Anemia is a common concern, especially among women of child-bearing age. Since anemia can cause significant symptoms or be life-threatening in some cases, it is important to address the issue promptly.
Identify The Cause
Acute issues with anemia are easier to identify because they often accompany a trauma or emergency medical situation. Chronic anemia can be harder to diagnose. Identifying an underlying chronic problem is the first step to correcting anemia. Some ongoing concerns can be heavy or frequent menstrual periods, or gastrointestinal problems like ulcers, especially if you use NSAIDs. If you have problematic menstrual periods, your doctor might recommend certain types of birth control that can lessen the severity of your periods. A suspected ulcer may need to be diagnosed with an endoscopy, which is a procedure that uses a small camera to look at your upper gastrointestinal system. Ulcers may be treated with antibiotics, if they are related to H. pylori infection, or the use of medications to reduce stomach acid and allow your stomach to heal.

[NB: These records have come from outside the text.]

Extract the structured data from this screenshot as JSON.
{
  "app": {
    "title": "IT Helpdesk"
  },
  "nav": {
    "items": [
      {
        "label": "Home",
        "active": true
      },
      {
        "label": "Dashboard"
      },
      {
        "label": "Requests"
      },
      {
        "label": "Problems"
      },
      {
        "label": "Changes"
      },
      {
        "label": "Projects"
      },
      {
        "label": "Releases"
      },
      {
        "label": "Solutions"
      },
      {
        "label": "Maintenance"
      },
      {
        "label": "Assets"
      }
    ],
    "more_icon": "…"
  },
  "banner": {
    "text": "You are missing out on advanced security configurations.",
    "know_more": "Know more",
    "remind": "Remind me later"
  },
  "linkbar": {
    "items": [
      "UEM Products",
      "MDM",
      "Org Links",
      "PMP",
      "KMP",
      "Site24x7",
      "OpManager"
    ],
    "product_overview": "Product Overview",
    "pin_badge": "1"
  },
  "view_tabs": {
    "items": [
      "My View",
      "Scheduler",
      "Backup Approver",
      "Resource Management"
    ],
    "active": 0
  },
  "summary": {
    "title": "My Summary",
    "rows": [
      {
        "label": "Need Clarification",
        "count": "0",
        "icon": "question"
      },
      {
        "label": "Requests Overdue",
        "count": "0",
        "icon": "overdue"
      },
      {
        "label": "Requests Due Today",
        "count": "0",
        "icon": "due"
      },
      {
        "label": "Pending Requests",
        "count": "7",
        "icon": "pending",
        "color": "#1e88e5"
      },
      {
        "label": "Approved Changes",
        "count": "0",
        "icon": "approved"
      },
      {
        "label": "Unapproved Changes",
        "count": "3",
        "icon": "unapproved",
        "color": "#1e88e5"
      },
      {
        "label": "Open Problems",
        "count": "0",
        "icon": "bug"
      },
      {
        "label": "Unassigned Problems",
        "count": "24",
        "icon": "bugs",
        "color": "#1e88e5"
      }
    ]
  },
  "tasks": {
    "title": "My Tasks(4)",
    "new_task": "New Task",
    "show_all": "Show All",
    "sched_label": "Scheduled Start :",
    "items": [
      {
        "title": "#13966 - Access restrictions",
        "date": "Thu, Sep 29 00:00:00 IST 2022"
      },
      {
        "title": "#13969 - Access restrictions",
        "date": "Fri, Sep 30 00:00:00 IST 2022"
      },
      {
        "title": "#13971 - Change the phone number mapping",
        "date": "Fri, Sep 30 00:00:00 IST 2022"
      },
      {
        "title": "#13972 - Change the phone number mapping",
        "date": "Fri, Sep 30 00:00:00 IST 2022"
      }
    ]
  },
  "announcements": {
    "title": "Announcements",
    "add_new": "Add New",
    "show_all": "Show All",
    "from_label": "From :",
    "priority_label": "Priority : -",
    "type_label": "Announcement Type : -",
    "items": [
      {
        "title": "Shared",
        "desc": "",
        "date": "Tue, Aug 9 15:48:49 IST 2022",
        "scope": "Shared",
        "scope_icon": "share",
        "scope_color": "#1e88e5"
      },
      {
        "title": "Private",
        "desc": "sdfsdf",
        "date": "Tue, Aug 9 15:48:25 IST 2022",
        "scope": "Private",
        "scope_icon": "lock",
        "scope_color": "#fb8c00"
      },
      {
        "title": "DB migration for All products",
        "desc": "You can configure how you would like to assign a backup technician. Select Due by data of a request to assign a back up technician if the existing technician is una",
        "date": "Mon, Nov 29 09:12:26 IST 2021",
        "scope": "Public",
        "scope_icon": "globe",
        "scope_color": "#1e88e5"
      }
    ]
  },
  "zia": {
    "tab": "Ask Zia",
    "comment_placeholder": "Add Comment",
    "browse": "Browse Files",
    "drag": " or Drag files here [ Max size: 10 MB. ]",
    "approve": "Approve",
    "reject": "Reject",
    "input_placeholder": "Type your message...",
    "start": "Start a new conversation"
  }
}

Choose The Right Supplement
Although some instances of anemia are directly related to a medical condition, sometimes it is a matter of poor nutrition or your body's inability to process iron. In either case, your doctor may recommend iron supplements, such as from Neuterre. Depending on the severity of your anemia, prescription iron might be used as a loading dose. After you finish your loading dose, you can switch to retail supplements. When choosing a retail supplement, you may think taking a multivitamin is best, but this is not always true. Some vitamins can reduce your absorption of iron. If you are taking a multivitamin choose one without iron and take a separate iron supplement. There are iron supplements on the market that are made from whole foods, which is more akin to iron acquired through your diet. Since iron can make some people nauseous, take your supplement with food and choose the slow-release variation, which is typically easier on your stomach.
Change Your Diet
Focusing more on your dietary sources of iron will enhance any benefits you receive from your supplements. Adding iron to your diet can be more of a challenge if you do not consume animal products, since meat is a popular source of iron. Beans, lentils, and tofu are good options that are not animal products. Spinach and broccoli are of special importance because they tend to be high in iron, but they are also rich in vitamin C. When taking your iron supplement, it is ideal to take it with a food that is high in vitamin C since it increases the absorption of iron. Eating whole foods is important for their nutrient value, but if you also consume any processed foods, carefully read labels to find items fortified with iron and other nutrients, such a bread, dairy, juice, or cereal.
For some people, anemia is an ongoing concern that requires regular monitoring and supplementation. By carefully considering the amount of iron you consume through different sources, you can prevent anemia from impacting your life.